A rigid censorship was clamped down today on the proceedings of the Anglo-American Committee of Inquiry on Palestine as Co-Chairman Sir John Singleton publicly rebuked Bartley Crum and Sir Frederick Leggett for the views they expressed to the press following their tour of the American zone in Germany.
(Crum said last week that his sub-committee had found that the overwhelming majority of the Jews it had seen desired to go to Palestine. He also expressed the opinion that 100,000 Jews should be admitted to Palestine immediately, and warned that there would be mass suicides in the camps, if the displaced Jews were barred from the Holy Land.)
The rebuke to Crum and Leggett was administered at a press conference here today. In fact, at one point Singleton halted Crum when he attempted to reply to a correspondent’s question concerning a statement he made last Sunday, that 60 percent of the Jews in Slovakia want to emigrate to Palestine. A moment later Crum was allowed to point out that these figures had been given at a public hearing in Prague, to which the press had been invited.
It is understood that the entire procedure of public hearings in the U. S. zone was endorsed by four American generals, who said that it was customary for correspondents to be informed on everything going on there, and to have full access to information. It is believed that the whole question of such hearings will be reopened when the three American members, James MacDonald, Frank Aydelotte and William Phillips, arrive here.
CORRESPONDENTS BARRED FROM HEARING RELIEF OFFICIALS, GOVT. SPOKESMEN
Correspondents were excluded yesterday from hearings at which representatives of the JDC, UNRRA and the Red Cross testified, and were barred today from hearing Austrian Government officials, although it was pointed out that the press had been admitted to the hearings in London and Washington, where various government officials had testified.
Correspondents also questioned Singleton today as to why the inquiry committee had, so far, only seen representatives of 250,000 Jews in Germany, Poland and Czechoslovakia, and had not seen spokesmen for the nearly 1,000,000 Jews in Rumania, Hungary, Bulgaria, Yugoslavia and Greece and Western Europe.

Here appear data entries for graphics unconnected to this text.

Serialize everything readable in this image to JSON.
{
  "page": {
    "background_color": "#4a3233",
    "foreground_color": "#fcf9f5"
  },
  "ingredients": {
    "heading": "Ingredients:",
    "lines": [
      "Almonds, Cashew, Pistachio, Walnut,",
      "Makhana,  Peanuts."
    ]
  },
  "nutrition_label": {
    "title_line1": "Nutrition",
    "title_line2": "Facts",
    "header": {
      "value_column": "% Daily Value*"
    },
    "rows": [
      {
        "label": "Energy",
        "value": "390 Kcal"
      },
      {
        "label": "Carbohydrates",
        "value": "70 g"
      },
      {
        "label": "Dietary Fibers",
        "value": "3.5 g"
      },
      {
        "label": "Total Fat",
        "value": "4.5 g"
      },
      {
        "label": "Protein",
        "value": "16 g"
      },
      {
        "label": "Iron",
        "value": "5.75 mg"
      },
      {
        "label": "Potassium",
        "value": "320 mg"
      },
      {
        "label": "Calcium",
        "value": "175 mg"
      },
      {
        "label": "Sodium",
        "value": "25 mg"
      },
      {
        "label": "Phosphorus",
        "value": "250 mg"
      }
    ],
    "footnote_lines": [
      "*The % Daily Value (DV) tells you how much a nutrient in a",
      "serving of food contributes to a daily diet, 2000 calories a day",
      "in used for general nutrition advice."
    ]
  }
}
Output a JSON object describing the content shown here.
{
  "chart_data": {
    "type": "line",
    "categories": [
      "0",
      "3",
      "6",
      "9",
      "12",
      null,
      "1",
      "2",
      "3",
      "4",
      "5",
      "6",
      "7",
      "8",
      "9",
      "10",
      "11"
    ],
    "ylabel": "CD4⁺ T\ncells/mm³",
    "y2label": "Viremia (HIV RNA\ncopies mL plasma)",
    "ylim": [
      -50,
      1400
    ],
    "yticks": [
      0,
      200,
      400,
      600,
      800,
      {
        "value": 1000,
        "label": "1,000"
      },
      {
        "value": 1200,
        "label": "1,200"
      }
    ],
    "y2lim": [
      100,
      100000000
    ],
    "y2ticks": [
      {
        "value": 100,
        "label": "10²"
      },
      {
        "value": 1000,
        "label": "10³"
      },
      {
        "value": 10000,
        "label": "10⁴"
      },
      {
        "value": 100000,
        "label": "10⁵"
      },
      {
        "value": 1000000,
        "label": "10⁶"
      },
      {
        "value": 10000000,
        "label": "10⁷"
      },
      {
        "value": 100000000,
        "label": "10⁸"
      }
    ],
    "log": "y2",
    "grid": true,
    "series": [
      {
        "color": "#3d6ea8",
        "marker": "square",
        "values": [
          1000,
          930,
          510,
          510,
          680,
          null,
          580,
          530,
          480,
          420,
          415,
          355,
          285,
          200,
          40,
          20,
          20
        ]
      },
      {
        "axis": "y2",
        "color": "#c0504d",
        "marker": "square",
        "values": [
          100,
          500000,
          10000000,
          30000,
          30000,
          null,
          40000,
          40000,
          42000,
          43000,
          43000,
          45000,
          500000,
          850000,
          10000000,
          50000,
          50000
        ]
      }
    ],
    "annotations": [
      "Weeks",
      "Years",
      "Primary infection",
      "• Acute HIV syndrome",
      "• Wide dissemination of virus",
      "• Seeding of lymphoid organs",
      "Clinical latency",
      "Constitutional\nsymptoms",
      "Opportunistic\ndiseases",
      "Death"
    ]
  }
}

Singleton replied that while the committee was not planning to go to Hungary, and it was doubtful that it would go to Rumania, an invitation to representatives from those countries was still “under consideration.” As far as Western Europe was concerned, he added, there were no persecuted Jews there.
Regarding the issuance of an interim report, on the Jews in Europe, Singleton said that it would be issued “if it was necessary.”